I was living in Los Angeles, and one day I saw an ad for a new kind of fitness class: Introduction to the Stripper Pole. I signed up because I was curious and thought people would think I was audacious. It was pretty risqué at the time.
Maggie Lord was the owner of You Foxy Studios. She’d turned pole dancing into a workout, branding herself the Pole Healer. It got so popular that poles started popping up in bedrooms and corporate offices from coast to coast. Women took control of their sexuality and empowered themselves, blah, blah, blah—I mean, great for them, but what I really cared about was that Maggie’s husband was a producer on the television show The X Files.
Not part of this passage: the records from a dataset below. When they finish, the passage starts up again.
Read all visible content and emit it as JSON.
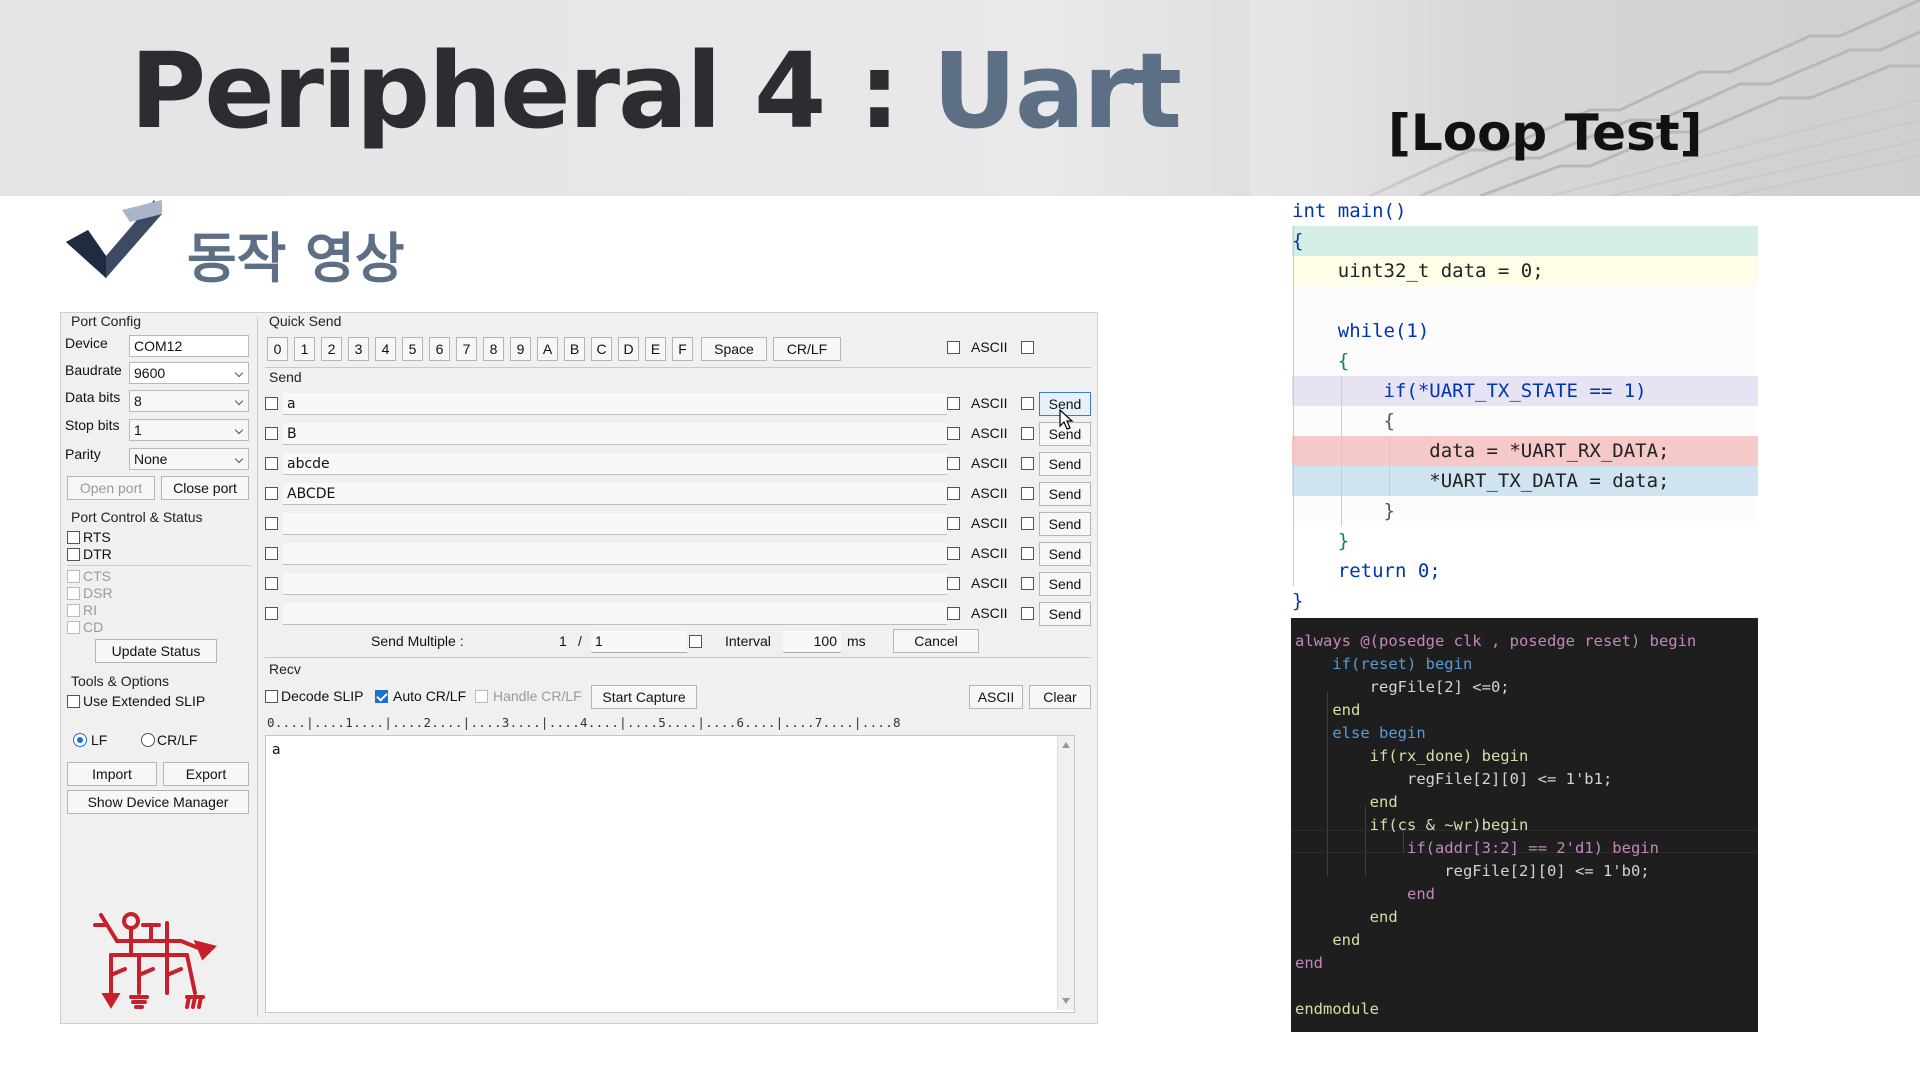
{
  "slide": {
    "title_main": "Peripheral  4 : ",
    "title_accent": "Uart",
    "subtitle": "[Loop Test]",
    "section_label": "동작 영상"
  },
  "terminal": {
    "port_config": {
      "group_label": "Port Config",
      "device_label": "Device",
      "device_value": "COM12",
      "baudrate_label": "Baudrate",
      "baudrate_value": "9600",
      "databits_label": "Data bits",
      "databits_value": "8",
      "stopbits_label": "Stop bits",
      "stopbits_value": "1",
      "parity_label": "Parity",
      "parity_value": "None",
      "open_port": "Open port",
      "close_port": "Close port"
    },
    "port_control": {
      "group_label": "Port Control & Status",
      "rts": "RTS",
      "dtr": "DTR",
      "cts": "CTS",
      "dsr": "DSR",
      "ri": "RI",
      "cd": "CD",
      "update_status": "Update Status"
    },
    "tools": {
      "group_label": "Tools & Options",
      "extended_slip": "Use Extended SLIP",
      "lf": "LF",
      "crlf": "CR/LF",
      "import": "Import",
      "export": "Export",
      "device_manager": "Show Device Manager"
    },
    "quick_send": {
      "group_label": "Quick Send",
      "keys": [
        "0",
        "1",
        "2",
        "3",
        "4",
        "5",
        "6",
        "7",
        "8",
        "9",
        "A",
        "B",
        "C",
        "D",
        "E",
        "F"
      ],
      "space": "Space",
      "crlf": "CR/LF",
      "ascii": "ASCII"
    },
    "send": {
      "group_label": "Send",
      "rows": [
        {
          "text": "a",
          "ascii": "ASCII",
          "button": "Send"
        },
        {
          "text": "B",
          "ascii": "ASCII",
          "button": "Send"
        },
        {
          "text": "abcde",
          "ascii": "ASCII",
          "button": "Send"
        },
        {
          "text": "ABCDE",
          "ascii": "ASCII",
          "button": "Send"
        },
        {
          "text": "",
          "ascii": "ASCII",
          "button": "Send"
        },
        {
          "text": "",
          "ascii": "ASCII",
          "button": "Send"
        },
        {
          "text": "",
          "ascii": "ASCII",
          "button": "Send"
        },
        {
          "text": "",
          "ascii": "ASCII",
          "button": "Send"
        }
      ],
      "send_multiple_label": "Send Multiple :",
      "multiple_count": "1",
      "slash": "/",
      "multiple_value": "1",
      "interval_label": "Interval",
      "interval_value": "100",
      "interval_unit": "ms",
      "cancel": "Cancel"
    },
    "recv": {
      "group_label": "Recv",
      "decode_slip": "Decode SLIP",
      "auto_crlf": "Auto CR/LF",
      "handle_crlf": "Handle CR/LF",
      "start_capture": "Start Capture",
      "ascii": "ASCII",
      "clear": "Clear",
      "ruler": "0....|....1....|....2....|....3....|....4....|....5....|....6....|....7....|....8",
      "content": "a"
    }
  },
  "c_code": {
    "lines": [
      "int main()",
      "{",
      "    uint32_t data = 0;",
      "",
      "    while(1)",
      "    {",
      "        if(*UART_TX_STATE == 1)",
      "        {",
      "            data = *UART_RX_DATA;",
      "            *UART_TX_DATA = data;",
      "        }",
      "    }",
      "    return 0;",
      "}"
    ],
    "highlight_colors": {
      "open_brace": "#d6efe6",
      "declaration": "#fdfde8",
      "if_line": "#e6e4f3",
      "rx_line": "#f6c9c9",
      "tx_line": "#cfe3f1"
    }
  },
  "verilog_code": {
    "lines": [
      "always @(posedge clk , posedge reset) begin",
      "    if(reset) begin",
      "        regFile[2] <=0;",
      "    end",
      "    else begin",
      "        if(rx_done) begin",
      "            regFile[2][0] <= 1'b1;",
      "        end",
      "        if(cs & ~wr)begin",
      "            if(addr[3:2] == 2'd1) begin",
      "                regFile[2][0] <= 1'b0;",
      "            end",
      "        end",
      "    end",
      "end",
      "",
      "endmodule"
    ]
  },
  "colors": {
    "title_dark": "#2b2d33",
    "title_accent": "#5d6f85",
    "logo_red": "#c8202a",
    "editor_bg": "#1e1e1e"
  }
}
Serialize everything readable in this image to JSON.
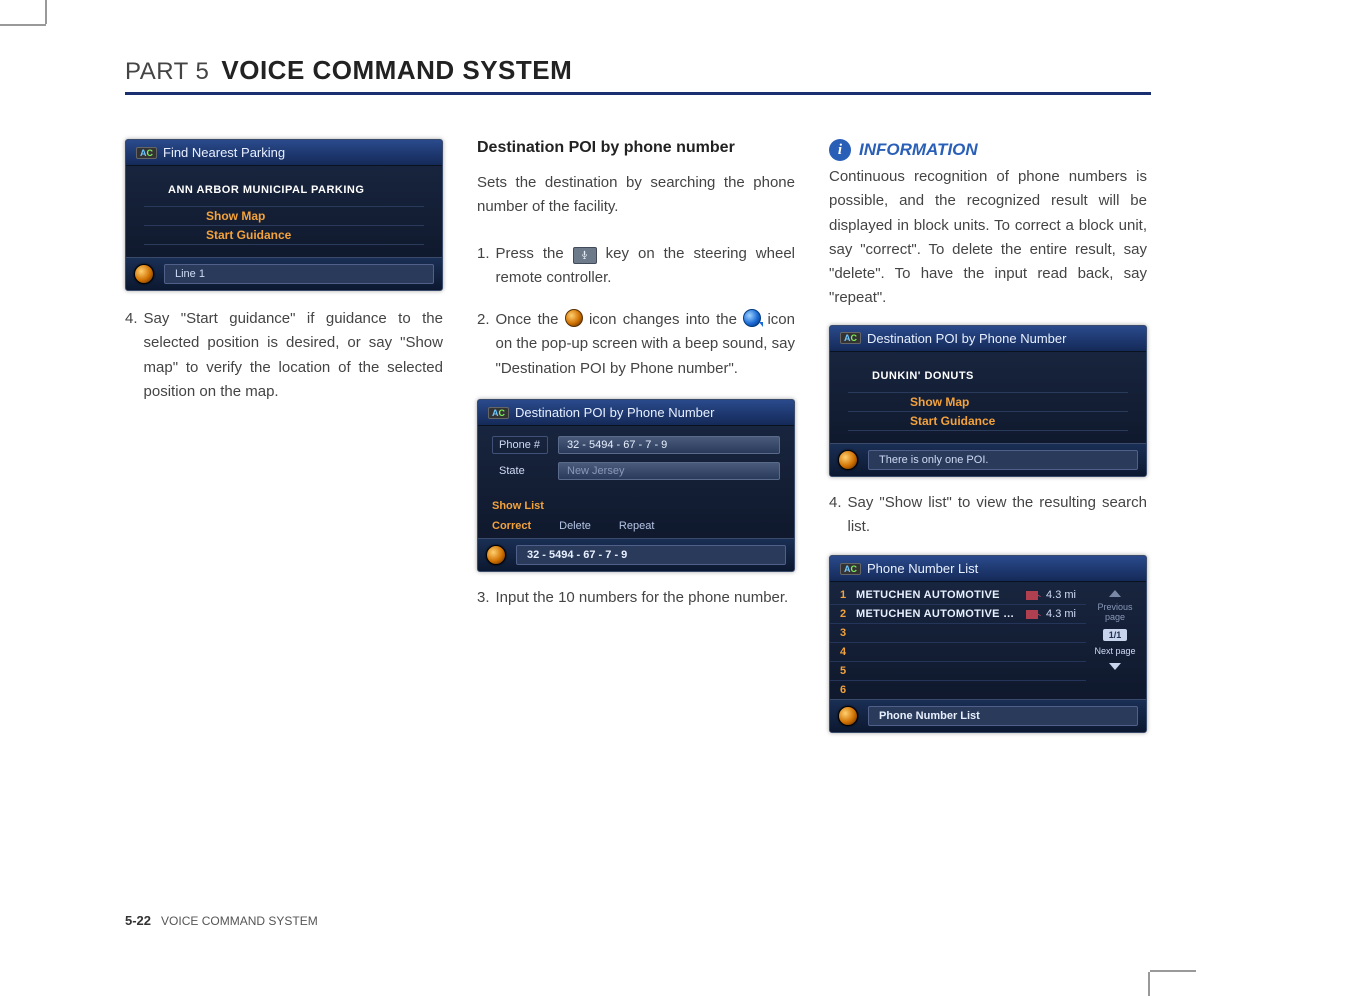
{
  "header": {
    "part": "PART 5",
    "title": "VOICE COMMAND SYSTEM"
  },
  "ac_badge": "AC",
  "panel1": {
    "title": "Find Nearest Parking",
    "result": "ANN ARBOR MUNICIPAL PARKING",
    "link_show_map": "Show Map",
    "link_start_guidance": "Start Guidance",
    "status": "Line 1"
  },
  "col1": {
    "step4": "Say \"Start guidance\" if guidance to the selected position is desired, or say \"Show map\" to verify the location of the selected position on the map."
  },
  "col2": {
    "subheading": "Destination POI by phone number",
    "intro": "Sets the destination by searching the phone number of the facility.",
    "step1a": "Press the ",
    "step1b": " key on the steering wheel remote controller.",
    "step2a": "Once the ",
    "step2b": " icon changes into the ",
    "step2c": " icon on the pop-up screen with a beep sound, say \"Destination POI by Phone number\".",
    "step3": "Input the 10 numbers for the phone number."
  },
  "panel2": {
    "title": "Destination POI by Phone Number",
    "phone_label": "Phone #",
    "phone_value": "32 - 5494 - 67 - 7 - 9",
    "state_label": "State",
    "state_value": "New Jersey",
    "cmd_showlist": "Show List",
    "cmd_correct": "Correct",
    "cmd_delete": "Delete",
    "cmd_repeat": "Repeat",
    "status": "32 - 5494 - 67 - 7 - 9"
  },
  "col3": {
    "info_title": "INFORMATION",
    "info_body": "Continuous recognition of phone numbers is possible, and the recognized result will be displayed in block units. To correct a block unit, say \"correct\". To delete the entire result, say \"delete\". To have the input read back, say \"repeat\".",
    "step4": "Say \"Show list\" to view the resulting search list."
  },
  "panel3": {
    "title": "Destination POI by Phone Number",
    "result": "DUNKIN' DONUTS",
    "link_show_map": "Show Map",
    "link_start_guidance": "Start Guidance",
    "status": "There is only one POI."
  },
  "panel4": {
    "title": "Phone Number List",
    "rows": [
      {
        "n": "1",
        "name": "METUCHEN AUTOMOTIVE",
        "dist": "4.3 mi"
      },
      {
        "n": "2",
        "name": "METUCHEN AUTOMOTIVE S...",
        "dist": "4.3 mi"
      },
      {
        "n": "3",
        "name": "",
        "dist": ""
      },
      {
        "n": "4",
        "name": "",
        "dist": ""
      },
      {
        "n": "5",
        "name": "",
        "dist": ""
      },
      {
        "n": "6",
        "name": "",
        "dist": ""
      }
    ],
    "prev": "Previous page",
    "page_ind": "1/1",
    "next": "Next page",
    "status": "Phone Number List"
  },
  "footer": {
    "page": "5-22",
    "section": "VOICE COMMAND SYSTEM"
  }
}
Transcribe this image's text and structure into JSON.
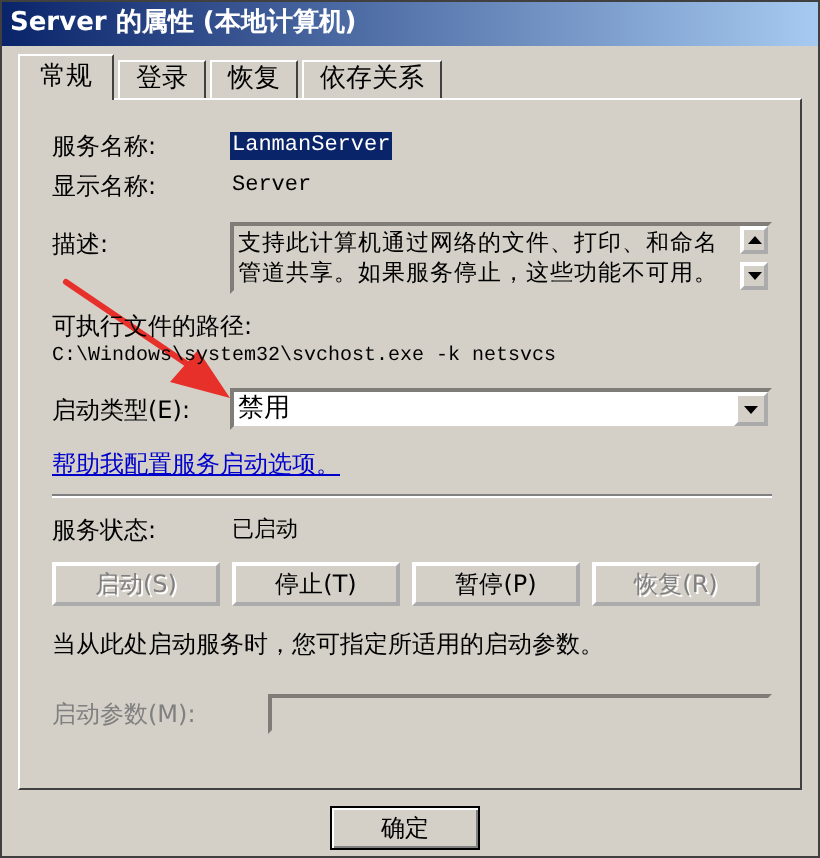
{
  "window": {
    "title": "Server 的属性 (本地计算机)"
  },
  "tabs": [
    {
      "label": "常规",
      "selected": true
    },
    {
      "label": "登录",
      "selected": false
    },
    {
      "label": "恢复",
      "selected": false
    },
    {
      "label": "依存关系",
      "selected": false
    }
  ],
  "fields": [
    {
      "label": "服务名称:",
      "value": "LanmanServer",
      "selected": true
    },
    {
      "label": "显示名称:",
      "value": "Server",
      "selected": false
    }
  ],
  "description": {
    "label": "描述:",
    "text": "支持此计算机通过网络的文件、打印、和命名管道共享。如果服务停止，这些功能不可用。"
  },
  "executable": {
    "label": "可执行文件的路径:",
    "path": "C:\\Windows\\system32\\svchost.exe -k netsvcs"
  },
  "startup_type": {
    "label": "启动类型(E):",
    "value": "禁用"
  },
  "help_link": "帮助我配置服务启动选项。",
  "service_status": {
    "label": "服务状态:",
    "value": "已启动"
  },
  "service_buttons": [
    {
      "label": "启动(S)",
      "disabled": true
    },
    {
      "label": "停止(T)",
      "disabled": false
    },
    {
      "label": "暂停(P)",
      "disabled": false
    },
    {
      "label": "恢复(R)",
      "disabled": true
    }
  ],
  "hint": "当从此处启动服务时，您可指定所适用的启动参数。",
  "start_parameters": {
    "label": "启动参数(M):",
    "disabled": true
  },
  "dialog_buttons": [
    {
      "label": "确定"
    }
  ]
}
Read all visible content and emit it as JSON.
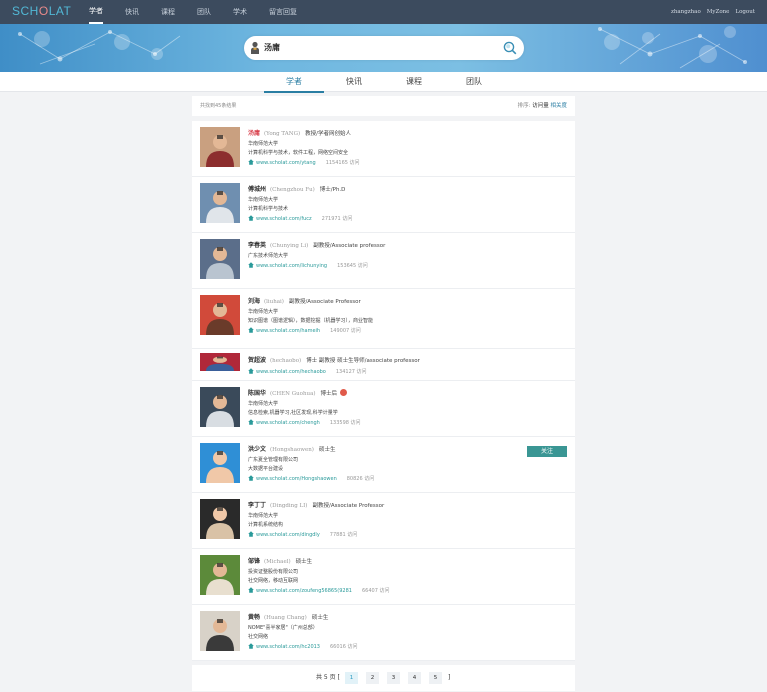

It came up on the website when I researched her class. I was convinced he’d put me on the show if I could just meet him.
My plan went something like this: I’d befriend Maggie in class. She’d invite me over for some holiday or a Hollywood who’s who confab. She’d introduce me to her husband, and after the initial pleasantries, I’d ask to use the bathroom and then pretend to be lost so I could snoop around. I’d find Mr. Producer’s study, where television scripts are stacked on a coffee table. I’d place my headshot and resume on top—a serious performer never leaves home without them. Shortly afterward, I’d receive a call from The X Files’ casting director offering me a recurring role playing a terrorist in a coma.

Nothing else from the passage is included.